Marijuana use is widespread despite being driven underground. As with Prohibition, those making huge profits are gangsters who ruthlessly protect their turf. Gangsters in the 1930s were put out of business by legalizing the sale of alcohol. That can happen with marijuana, too.
Washington state has taken the incremental step of adopting a medical marijuana initiative, but limiting its legal use to those with prescriptions has produced administrative and law enforcement headaches. It’s because pot is illegal for most users that so much money is wasted on enforcement. Legalization would clear that up, leaving federal officers to enforce federal law. They can’t. More than 90 percent of the busts are conducted by state and local officers. At a time when property crimes aren’t investigated for lack of manpower, freeing officers from their pursuit of pot is smart.
Initiative 502 would regulate and tax the production and sale of marijuana. One ounce is the most that could be purchased in a single sale. Buyers must be at least 21 years old. Some of the proceeds would go toward public health campaigns outlining the ill effects of marijuana. The state Liquor Control Board would have a year to develop the rules. The initiative would also legalize the growing of hemp, giving Washingtonians access to a lucrative market.

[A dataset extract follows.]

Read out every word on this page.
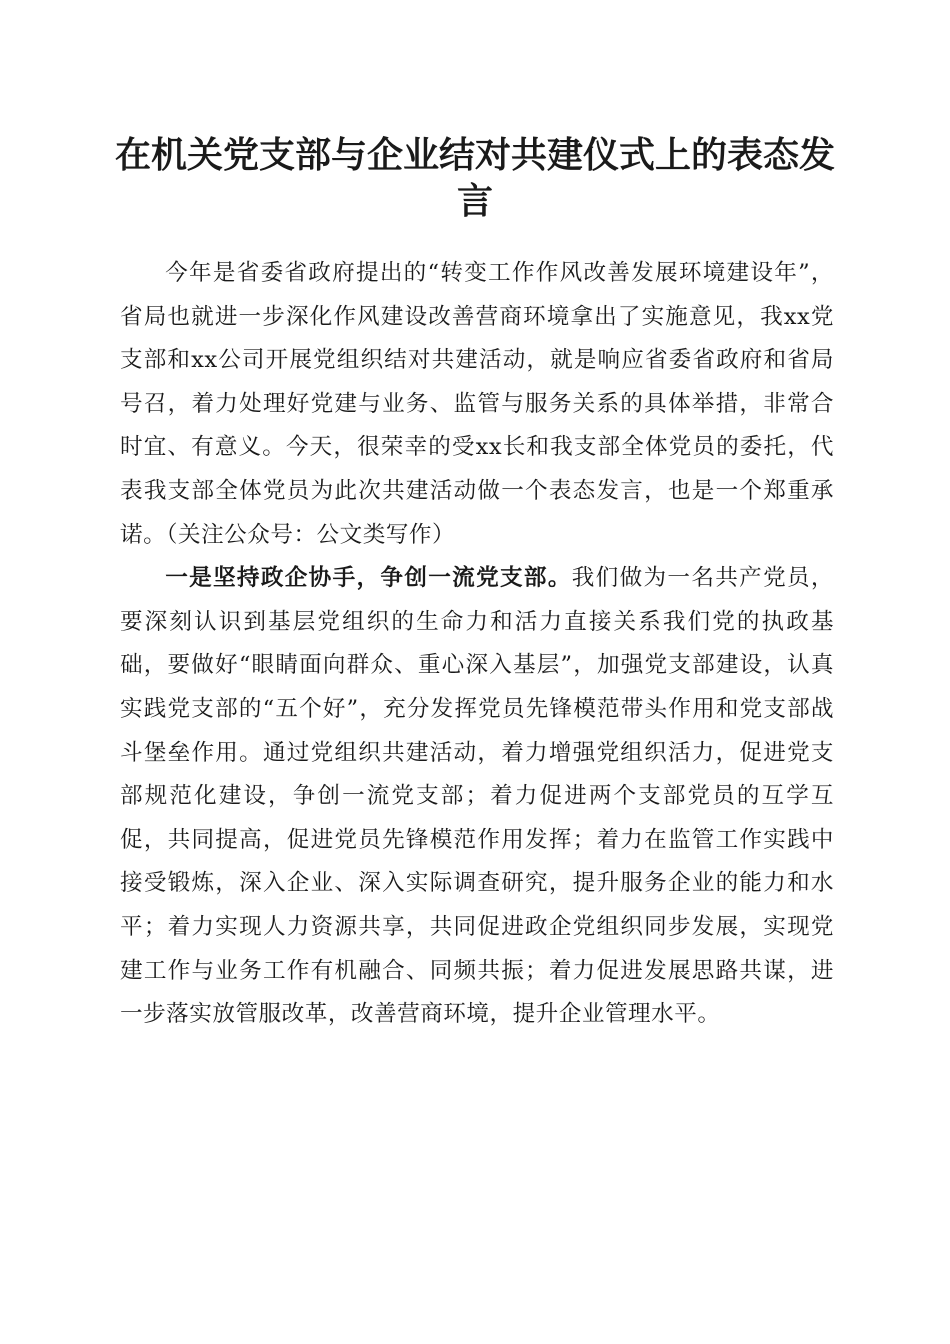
在机关党支部与企业结对共建仪式上的表态发言

今年是省委省政府提出的“转变工作作风改善发展环境建设年”，省局也就进一步深化作风建设改善营商环境拿出了实施意见，我xx党支部和xx公司开展党组织结对共建活动，就是响应省委省政府和省局号召，着力处理好党建与业务、监管与服务关系的具体举措，非常合时宜、有意义。今天，很荣幸的受xx长和我支部全体党员的委托，代表我支部全体党员为此次共建活动做一个表态发言，也是一个郑重承诺。（关注公众号：公文类写作）

一是坚持政企协手，争创一流党支部。我们做为一名共产党员，要深刻认识到基层党组织的生命力和活力直接关系我们党的执政基础，要做好“眼睛面向群众、重心深入基层”，加强党支部建设，认真实践党支部的“五个好”，充分发挥党员先锋模范带头作用和党支部战斗堡垒作用。通过党组织共建活动，着力增强党组织活力，促进党支部规范化建设，争创一流党支部；着力促进两个支部党员的互学互促，共同提高，促进党员先锋模范作用发挥；着力在监管工作实践中接受锻炼，深入企业、深入实际调查研究，提升服务企业的能力和水平；着力实现人力资源共享，共同促进政企党组织同步发展，实现党建工作与业务工作有机融合、同频共振；着力促进发展思路共谋，进一步落实放管服改革，改善营商环境，提升企业管理水平。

Pot isn’t a healthful product, but neither are cigarettes and booze. Marijuana should be taxed and regulated just like those “sins.” Instead, property is confiscated, parents are jailed and lives are ruined when someone is caught with a drug that is less harmful than many legal substances. Plus, violent crimes are committed to protect profits. The costs to the criminal justice system can’t be justified. The hits to social service budgets could be avoided.
Congress won’t act, because no politician wants to be seen as “soft on crime.” So marijuana is categorized as a drug with no medicinal value (false) and as dangerous as heroin (false). This is the mentality of the 1960s frozen in time. Changing attitudes have been ignored.
Colorado and Oregon are voting on legalization measures too. Ideally, the feds would back off and watch this experiment unfold in jurisdictions where voters are willing to give it a try. The feds could try to pre-empt the establishment of these laws by filing legal injunctions. We’d welcome hearings where the case for keeping marijuana illegal must be made in front of judges who rely on evidence rather than politics and fear.
If the feds were to win, then it’s back to the failed status quo. But if states could take the lead, the nation might finally free itself from the costly, irrational yoke of prohibition.
That’s easily worth a yes vote on Initiative 502.